Metrics | Descending order (best to worst) | Symptom checkers | Doctors | |||
|
|
Values, range (%) | Values, SD (%) | Values, range (%) | Values, SD (%) | |
M1% | MD3, Avey, MD2, Ada, MD1, K Health, Buoy, WebMD, and Babylon | 65.3 | 21 | 22.8 | 9 | |
M3% | MD3, Avey, Ada, MD2, MD1, WebMD, Buoy, K Health, and Babylon | 84.8 | 27 | 26.2 | 11 | |
M5% | Avey, MD3, Ada, MD2, MD1, WebMD, K Health, Buoy, and Babylon | 87.2 | 27 | 25.8 | 11 | |
Average recall | Avey, Ada, MD3, WebMD, MD1 and MD2 (a tie), K Health, Buoy, and Babylon | 70.9 | 22 | 16.1 | 8 | |
Average precision | MD3, MD2, MD1, Ada, Avey, K Health, Buoy, WebMD, and Babylon | 40.6 | 13 | 19.5 | 8 | |
Average F1-measure | MD3, Avey, MD2, Ada, MD1, K Health, Buoy and WebMD (a tie), and Babylon | 32.9 | 16 | 15.3 | 6 | |
Average NDCGa | Avey, MD3, Ada, MD2, MD1, WebMD, K Health, Buoy, and Babylon | 74.2 | 23 | 21.3 | 9 |
aNDCG: Normalized Discounted Cumulative Gain.
Strengths and Limitations
This paper proposed a comprehensive and rigorous experimentation methodology that taps into the standard clinical vignette approach to evaluate symptom checkers and primary care physicians. On the basis of this methodology, we developed and peer reviewed the largest benchmark vignette suite in the domain thus far. A recent study used 200 vignettes and was deemed one of the most comprehensive to date [28]. The work of Semigran et al [29] used 45 vignettes and many studies followed suit [4,7,12,38].
Using this standardized suite, we evaluated the performance of a new AI symptom checker, namely, Avey; 5 popular symptom checkers, namely, Ada, WebMD, K Health, Buoy, and Babylon; and a panel of 3 experienced physicians to put things in perspective and interpret results accordingly. To measure accuracy, we used 7 standard metrics, one of which was leveraged for the first time in literature to quantify the ranking qualities of symptom checkers’ and physicians’ differential diagnoses. To minimize bias, the 6 symptom checkers were tested by only independent primary care physicians and using only peer-reviewed vignettes.
To facilitate the reproducibility of the study and support future related studies, we made all the peer-reviewed vignettes publicly and freely available on the internet [27]. In addition, we posted on the internet all the reported results (eg, the screenshots of the sessions with symptom checkers and the answers of physicians) on the Benchmark Vignette Suite [27] to establish a standard of full transparency and allow for external cross-validation.
That said, this study lacks an evaluation with real patients and covers only 14 body systems with a limited range of conditions. As pointed out in the Methods section, in the clinical vignette approach, vignettes act as proxies for real patients. The first step in this approach is to standardize these vignettes, which would necessitate an assembly of independent and experienced physicians to review and approve them. Consequently, if we replace vignettes with real patients, a group of physicians (say, 7, as is the case in this study, for example) is needed to check each patient at the same time and agree by a supermajority vote on their differential diagnosis. This corresponds to standardizing the diagnosis of the patient before she or he is asked to self-diagnose with each symptom checker. Afterward, the diagnoses of the symptom checkers can be matched against the patient’s standardized diagnosis and accuracy results can be reported accordingly.

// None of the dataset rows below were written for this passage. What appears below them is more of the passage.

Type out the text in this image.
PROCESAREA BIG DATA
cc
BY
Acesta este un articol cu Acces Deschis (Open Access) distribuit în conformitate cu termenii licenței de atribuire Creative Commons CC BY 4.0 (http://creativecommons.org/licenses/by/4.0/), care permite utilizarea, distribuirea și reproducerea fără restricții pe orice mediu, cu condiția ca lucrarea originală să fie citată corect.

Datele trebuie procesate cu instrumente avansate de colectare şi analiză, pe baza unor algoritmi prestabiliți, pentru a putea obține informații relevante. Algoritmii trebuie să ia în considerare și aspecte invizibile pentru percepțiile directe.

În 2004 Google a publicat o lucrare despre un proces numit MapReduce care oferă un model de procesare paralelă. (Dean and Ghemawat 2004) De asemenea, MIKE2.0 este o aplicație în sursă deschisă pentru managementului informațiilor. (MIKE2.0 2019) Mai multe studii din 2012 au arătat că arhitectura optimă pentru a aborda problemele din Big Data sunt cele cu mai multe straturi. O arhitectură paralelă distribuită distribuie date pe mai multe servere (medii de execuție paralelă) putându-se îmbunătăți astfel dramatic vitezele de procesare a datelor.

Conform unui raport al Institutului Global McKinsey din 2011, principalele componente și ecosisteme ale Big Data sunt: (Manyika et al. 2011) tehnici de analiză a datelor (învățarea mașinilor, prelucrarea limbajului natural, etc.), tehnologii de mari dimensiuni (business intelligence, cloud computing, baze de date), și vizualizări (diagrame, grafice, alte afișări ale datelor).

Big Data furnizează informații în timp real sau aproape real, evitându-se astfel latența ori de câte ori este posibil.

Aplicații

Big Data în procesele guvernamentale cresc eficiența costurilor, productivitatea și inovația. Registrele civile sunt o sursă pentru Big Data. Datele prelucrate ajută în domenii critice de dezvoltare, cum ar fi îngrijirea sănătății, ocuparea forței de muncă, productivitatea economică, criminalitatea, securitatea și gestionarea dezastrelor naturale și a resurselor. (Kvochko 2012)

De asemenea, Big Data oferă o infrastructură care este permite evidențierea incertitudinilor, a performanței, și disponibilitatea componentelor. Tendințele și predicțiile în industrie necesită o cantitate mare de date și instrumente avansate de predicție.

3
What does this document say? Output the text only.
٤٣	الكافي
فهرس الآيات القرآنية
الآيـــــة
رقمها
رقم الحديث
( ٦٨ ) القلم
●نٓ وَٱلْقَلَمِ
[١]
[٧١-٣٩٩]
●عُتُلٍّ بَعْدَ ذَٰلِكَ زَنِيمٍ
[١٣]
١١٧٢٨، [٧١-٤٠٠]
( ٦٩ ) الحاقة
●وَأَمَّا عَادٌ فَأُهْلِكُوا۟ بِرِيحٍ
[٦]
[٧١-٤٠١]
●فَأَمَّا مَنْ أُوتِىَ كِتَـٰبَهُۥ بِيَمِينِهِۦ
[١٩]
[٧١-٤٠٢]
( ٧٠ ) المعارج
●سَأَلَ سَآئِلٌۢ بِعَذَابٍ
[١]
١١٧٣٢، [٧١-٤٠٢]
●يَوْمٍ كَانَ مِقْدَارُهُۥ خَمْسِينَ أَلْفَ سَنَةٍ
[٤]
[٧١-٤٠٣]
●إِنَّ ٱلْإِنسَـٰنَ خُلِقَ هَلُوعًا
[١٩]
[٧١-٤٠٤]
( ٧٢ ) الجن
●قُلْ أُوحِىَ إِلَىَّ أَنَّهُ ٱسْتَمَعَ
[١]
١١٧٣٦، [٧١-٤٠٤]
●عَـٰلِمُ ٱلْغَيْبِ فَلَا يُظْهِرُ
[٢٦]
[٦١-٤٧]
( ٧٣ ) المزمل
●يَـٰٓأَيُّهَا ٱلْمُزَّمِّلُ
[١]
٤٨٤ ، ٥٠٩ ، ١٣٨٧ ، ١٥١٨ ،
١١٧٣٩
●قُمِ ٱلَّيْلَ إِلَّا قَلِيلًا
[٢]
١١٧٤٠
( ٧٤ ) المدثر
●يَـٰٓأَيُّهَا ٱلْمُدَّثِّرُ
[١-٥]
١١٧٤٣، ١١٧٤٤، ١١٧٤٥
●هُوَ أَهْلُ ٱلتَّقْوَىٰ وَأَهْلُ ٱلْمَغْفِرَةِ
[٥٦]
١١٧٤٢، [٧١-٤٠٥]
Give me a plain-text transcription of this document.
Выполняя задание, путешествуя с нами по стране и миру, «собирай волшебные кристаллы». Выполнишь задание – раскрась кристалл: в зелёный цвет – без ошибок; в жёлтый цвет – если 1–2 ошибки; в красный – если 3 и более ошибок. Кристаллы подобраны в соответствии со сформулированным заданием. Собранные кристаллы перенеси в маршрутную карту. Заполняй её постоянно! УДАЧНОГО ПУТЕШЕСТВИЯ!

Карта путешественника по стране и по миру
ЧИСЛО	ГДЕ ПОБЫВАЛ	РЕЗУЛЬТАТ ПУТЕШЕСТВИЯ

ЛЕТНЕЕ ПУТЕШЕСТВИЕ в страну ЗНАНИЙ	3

Albeit appealing, the abovementioned approach differs from the standard clinical vignette approach (wherein no vignettes will be involved anymore but actual patients) and is arguably less practical, especially since it suggests checking and diagnosing a vast number of patients, each by a panel of physicians, before testing on symptom checkers. In addition, the cases of the patients should cover enough diseases (eg, as in Table 1), which could drastically increase the pool of patients that needs to be diagnosed by physicians before identifying a representative sample. This may explain why this alternative approach has not been used in any of the accuracy studies of symptom checkers so far, granted that the clinical vignette approach is a standard paradigm, let alone that it is also commonly used for testing the diagnostic abilities of physicians [29].
In any of these approaches, it is important to distinguish between testers and subjects. For instance, in the abovementioned alternative approach, the patients are the testers of the symptom checkers and the subjects by which the symptom checkers are tested. In contrast, in the clinical vignette approach, the testers are either physicians or laypeople, whereas the subjects are the standardized vignettes. As discussed in the Stage 3: Vignette Testing on Symptom Checkers section, using physicians as testers makes the clinical vignette approach more reliable. This is because symptom checkers may ask questions that hold no answers in the standardized vignettes, making it difficult for laypeople to answer them appropriately and hard for the community to trust the reported results accordingly.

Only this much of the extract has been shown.